Daily Management Review

Is There Anyone to Move Dollar Out of Its 'Number One' Place?


10/07/2015


For the past 70 years, the dollar has had superpower in the financial and monetary system of the world. Despite numerous talks about the rise of the yuan and the euro, the superiority of the American currency is indisputable. Still, no currency in the world cannot be compared with the dollar as means of payment, a store of value or a reserve asset.



Is There Anyone to Move Dollar Out of Its 'Number One' Place?
At the same time, the dollar's dominance has quite fragile foundations, and the system, that supports it, is extremely unstable. But worst of all, the alternative reserve currencies are also far from perfect. This means that the transition to a more secure procedure would be lengthy and difficult.

For decades, the strength of the US economy justified the dominant position of the dollar. However, in recent years, the gap between America's economic weight and its financial resources has become quite apparent.

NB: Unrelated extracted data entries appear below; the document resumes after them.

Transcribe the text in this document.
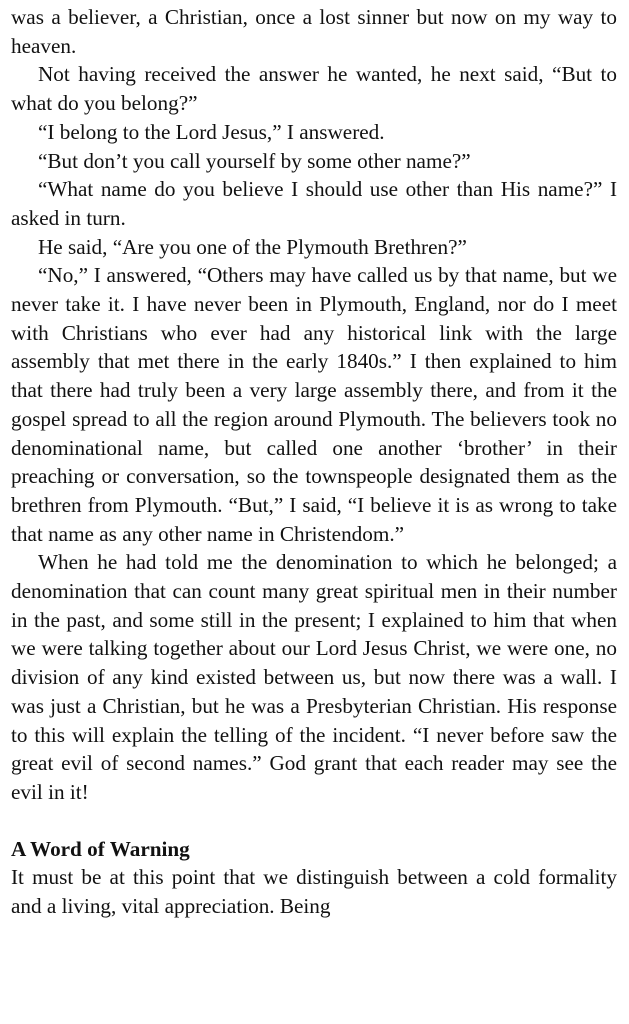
was a believer, a Christian, once a lost sinner but now on my way to heaven.

Not having received the answer he wanted, he next said, “But to what do you belong?”

“I belong to the Lord Jesus,” I answered.

“But don’t you call yourself by some other name?”

“What name do you believe I should use other than His name?” I asked in turn.

He said, “Are you one of the Plymouth Brethren?”

“No,” I answered, “Others may have called us by that name, but we never take it. I have never been in Plymouth, England, nor do I meet with Christians who ever had any historical link with the large assembly that met there in the early 1840s.” I then explained to him that there had truly been a very large assembly there, and from it the gospel spread to all the region around Plymouth. The believers took no denominational name, but called one another ‘brother’ in their preaching or conversation, so the townspeople designated them as the brethren from Plymouth. “But,” I said, “I believe it is as wrong to take that name as any other name in Christendom.”

When he had told me the denomination to which he belonged; a denomination that can count many great spiritual men in their number in the past, and some still in the present; I explained to him that when we were talking together about our Lord Jesus Christ, we were one, no division of any kind existed between us, but now there was a wall. I was just a Christian, but he was a Presbyterian Christian. His response to this will explain the telling of the incident. “I never before saw the great evil of second names.” God grant that each reader may see the evil in it!

A Word of Warning

It must be at this point that we distinguish between a cold formality and a living, vital appreciation. Being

Today, the United States accounts for 23% of global GDP and 12% of international trade in goods. At the same time, about 60% of world industrial production and a similar share of the world's population are actually in the dollar zone, as the currencies of these countries are pegged to the dollar or in any way are coordinated with it.

The share of American companies in the total volume of international corporate investments fell from 39% in 1999 to 24% currently. However, the influence of Wall Street on the dynamics of world markets today is higher than ever before. US fund managers control 55% of global assets (ten years ago the figure was 44%).

The growing gap between the US economy and financial strength creates problems for other countries in the dollar zone and beyond. All of this is obliged to the fact that the cost of dollar dominance begins to outweigh the benefits, says the British magazine The Economist.

Firstly, economies have to withstand the sharp market conditions fluctuations. In recent months, the prospect of even small changes in interest rates in the US led to a significant outflow of capital from emerging markets, thus hurt the local currency and share prices. Decisions of the US Federal Reserve affect the offshore debts and deposits in dollars of total size of about $ 9 trillion.

Because some countries have binding national currencies to the dollar, their central banks should respond to the Fed's actions. Foreigners, own 20-50% of government bonds in local currency in countries such as Indonesia, Malaysia, Mexico, South Africa and Turkey, are likely to pull out of emerging markets, as the US rate rise.

The second problem is the absence of any delimiter for offshore dollar system in the event of a crisis. In 2008-2009, Fed's reluctantly went to the rescue: acting as a lender of last resort, it has provided $ 1 trillion of liquidity to foreign banks and central banks. Future crises will require a more significant amount.

The offshore dollar world today is almost two times bigger than in 2007. By 2020, it will be comparable in size to the American banking sector. At the same time, starting from 2008-2009, the US Congress has been expressing dissatisfaction with the practice of emergency lending from the Fed.

How long the country will be willing to put up with the dependence of their financial systems to the fragmented and dysfunctional political system of America?

This question leads to the third problem: America is increasingly using its financial power as a political tool. Politicians and US’ prosecutors are using dollar payment system as a way to establish control not only over the capricious bankers and unscrupulous football officials, but also on such recalcitrant regimes like Russia and Iran.

The Americans, of course, can say, "Why should we worry." They forced nobody to tie their national currencies to the dollar and did not encourage foreign companies to issue debt in dollars. But the dominant role of the dollar is reflected on the Americans, too: it brings great benefit both for the economy and the US Treasury.

Ideally, America should have shared this duty with other currencies. However, if the hegemony of the dollar is unstable, then any other potential receiver will be in an unstable position, too.

There is no clear leader among the candidates on the reserve status today. In spite of the economic strength of Europe and China, the current statuses of the euro and the yuan do not allow them to become the number one currency in the world.

All this means that in the near future, the global financial and monetary system will not be able to get rid of the dollar. The dollar is not a worthy opponent. Nevertheless, the system, which keeps it, continues cracking.